I have some more personal goals I'll keep to myself but these are the ones I'm really working toward: 

  • Pitch 2 brands for partnerships per month: I really want to work with more brands in 2021 and I feel like I have the tools, I just never follow through.
  • Pitch 2 stories per month to news outlets; I want to write more in 2021. I had an internal crisis this year where I thought I didn't want to focus on writing but was quickly pulled out of that and realized I really do want it to be part of me and my career.
  • Limit my shopping to 3 orders per month: We're going to see how this goes. I definitely have a better grasp on spending but want to try to follow a stricter budget and limit the amount of stuff I own/order.
  • Meditate Daily: My meditation practice has been on and off but I need to get back into the headspace (pun intended) of doing it daily. 
  • Work out 3x per week: I ordered a new workout bike that will be here in 2 weeks and I'm going to try to sign up for an at-home workout app. My workout routine suffered this year with the gyms being closed, low motivation, and the fact that I am not walking as much as I did pre-Covid. This is something I really need to force myself to do because I know I will be thankful.
I could go on and on but those are my main goals. In a more general sense, I want to take care of myself more, I want to try to put myself out there more in terms of dating, friendships, and relationships in general. It was a very isolating year and as much as I enjoy being home, I can feel myself putting walls up. I've never really been that way but it was just easy to let it happen this year. 

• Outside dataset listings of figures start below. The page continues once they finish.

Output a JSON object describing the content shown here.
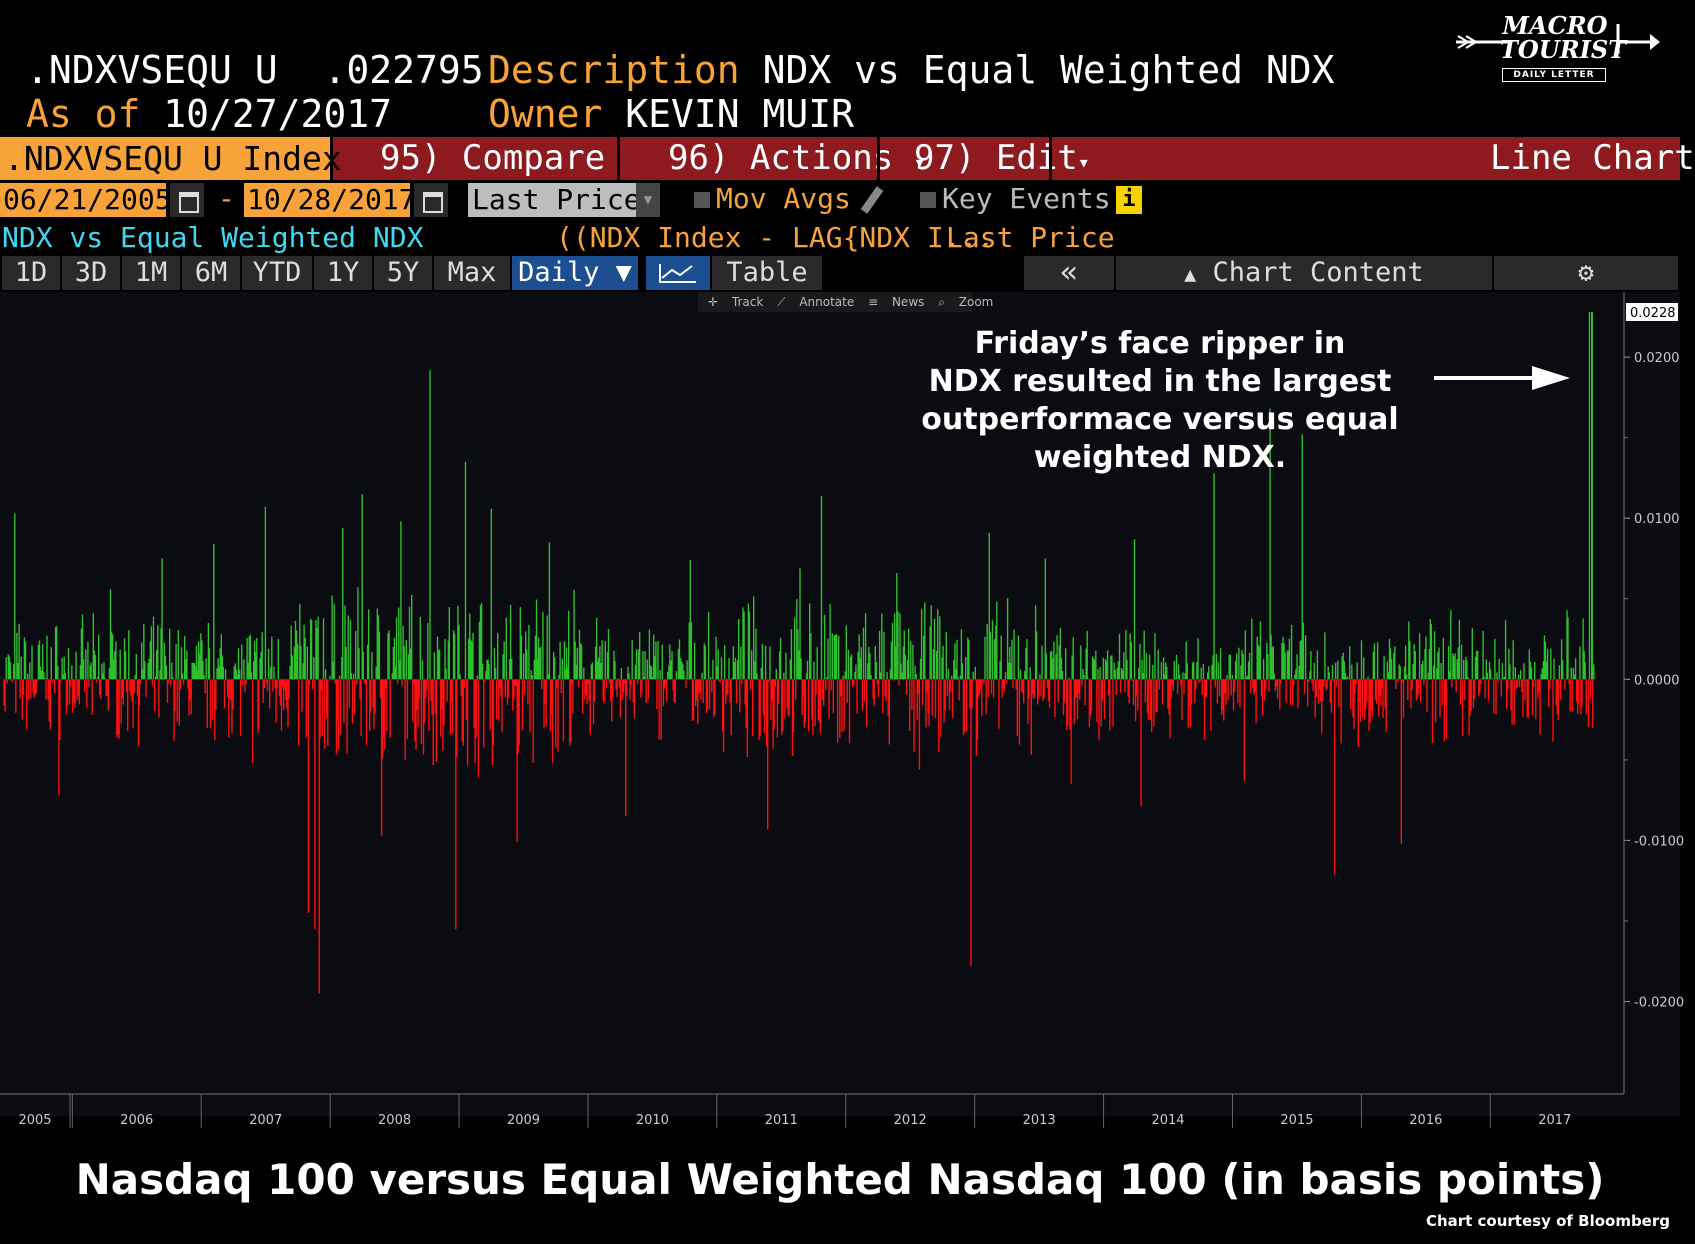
{
  "header": {
    "ticker": ".NDXVSEQU U",
    "last_value": ".022795",
    "desc_label": "Description",
    "desc_value": "NDX vs Equal Weighted NDX",
    "asof_label": "As of",
    "asof_value": "10/27/2017",
    "owner_label": "Owner",
    "owner_value": "KEVIN MUIR"
  },
  "logo": {
    "line1": "MACRO",
    "line2": "TOURIST",
    "sub": "DAILY LETTER"
  },
  "function_bar": {
    "ticker": ".NDXVSEQU U Index",
    "compare": "95) Compare",
    "actions": "96) Actions",
    "edit": "97) Edit",
    "chart_type": "Line Chart"
  },
  "date_row": {
    "start": "06/21/2005",
    "dash": "-",
    "end": "10/28/2017",
    "field": "Last Price",
    "mov_avgs": "Mov Avgs",
    "key_events": "Key Events",
    "info": "i"
  },
  "legend_row": {
    "series_name": "NDX vs Equal Weighted NDX",
    "formula": "((NDX Index - LAG{NDX I...",
    "field": "Last Price"
  },
  "tabs": {
    "periods": [
      "1D",
      "3D",
      "1M",
      "6M",
      "YTD",
      "1Y",
      "5Y",
      "Max"
    ],
    "frequency": "Daily ▼",
    "table": "Table",
    "collapse": "«",
    "chart_content": "Chart Content"
  },
  "mini_tools": {
    "track": "Track",
    "annotate": "Annotate",
    "news": "News",
    "zoom": "Zoom"
  },
  "annotation": {
    "line1": "Friday’s face ripper in",
    "line2": "NDX resulted in the largest",
    "line3": "outperformace versus equal",
    "line4": "weighted NDX."
  },
  "colors": {
    "positive": "#2fbf2f",
    "negative": "#ff1010",
    "accent_orange": "#f7a339",
    "bar_red": "#8c1a1f",
    "cyan": "#40d8f0"
  },
  "chart_data": {
    "type": "bar",
    "ylim": [
      -0.024,
      0.0228
    ],
    "yticks": [
      0.02,
      0.01,
      0.0,
      -0.01,
      -0.02
    ],
    "ytick_labels": [
      "0.0200",
      "0.0100",
      "0.0000",
      "-0.0100",
      "-0.0200"
    ],
    "last_value_label": "0.0228",
    "x_start": 2005.47,
    "x_end": 2017.82,
    "xtick_labels": [
      "2005",
      "2006",
      "2007",
      "2008",
      "2009",
      "2010",
      "2011",
      "2012",
      "2013",
      "2014",
      "2015",
      "2016",
      "2017"
    ],
    "xticks": [
      2005.5,
      2006,
      2007,
      2008,
      2009,
      2010,
      2011,
      2012,
      2013,
      2014,
      2015,
      2016,
      2017
    ],
    "spikes": [
      [
        2005.55,
        0.0103
      ],
      [
        2005.9,
        -0.0072
      ],
      [
        2006.3,
        0.0056
      ],
      [
        2006.7,
        0.0075
      ],
      [
        2007.1,
        0.0084
      ],
      [
        2007.4,
        -0.0052
      ],
      [
        2007.5,
        0.0107
      ],
      [
        2007.83,
        -0.0145
      ],
      [
        2007.88,
        -0.0155
      ],
      [
        2007.92,
        -0.0195
      ],
      [
        2008.1,
        0.0094
      ],
      [
        2008.25,
        0.0115
      ],
      [
        2008.4,
        -0.0097
      ],
      [
        2008.55,
        0.0098
      ],
      [
        2008.78,
        0.0192
      ],
      [
        2008.98,
        -0.0155
      ],
      [
        2009.05,
        0.0135
      ],
      [
        2009.25,
        0.0106
      ],
      [
        2009.45,
        -0.0101
      ],
      [
        2009.7,
        0.0085
      ],
      [
        2010.3,
        -0.0085
      ],
      [
        2010.8,
        0.0074
      ],
      [
        2011.4,
        -0.0093
      ],
      [
        2011.65,
        0.0069
      ],
      [
        2011.82,
        0.0114
      ],
      [
        2012.4,
        0.0066
      ],
      [
        2012.58,
        -0.0056
      ],
      [
        2012.98,
        -0.0178
      ],
      [
        2013.12,
        0.0091
      ],
      [
        2013.55,
        0.0075
      ],
      [
        2013.75,
        -0.0065
      ],
      [
        2014.25,
        0.0087
      ],
      [
        2014.3,
        -0.0079
      ],
      [
        2014.86,
        0.0128
      ],
      [
        2015.1,
        -0.0063
      ],
      [
        2015.3,
        0.0168
      ],
      [
        2015.55,
        0.0152
      ],
      [
        2015.8,
        -0.0121
      ],
      [
        2015.98,
        -0.0042
      ],
      [
        2016.32,
        -0.0102
      ],
      [
        2016.7,
        0.0043
      ],
      [
        2017.6,
        0.0043
      ],
      [
        2017.78,
        0.0228
      ]
    ]
  },
  "chart_title": "Nasdaq 100 versus Equal Weighted Nasdaq 100 (in basis points)",
  "courtesy": "Chart courtesy of Bloomberg"
}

I want to care for my mental health more, pull myself out of the ruts, and leave the negativity in the past. I was very low at the time this year, lower than I have ever let anyone in on and I need to work that out. I am self-aware when it comes to my mental illnesses and I need to actively work at it. 

I don't think those goals are too lofty -- I think they are achievable and that is the key to goals. You can't get too crazy and put too much pressure on yourself. 

What are your goals for 2021? What are you looking forward to the most?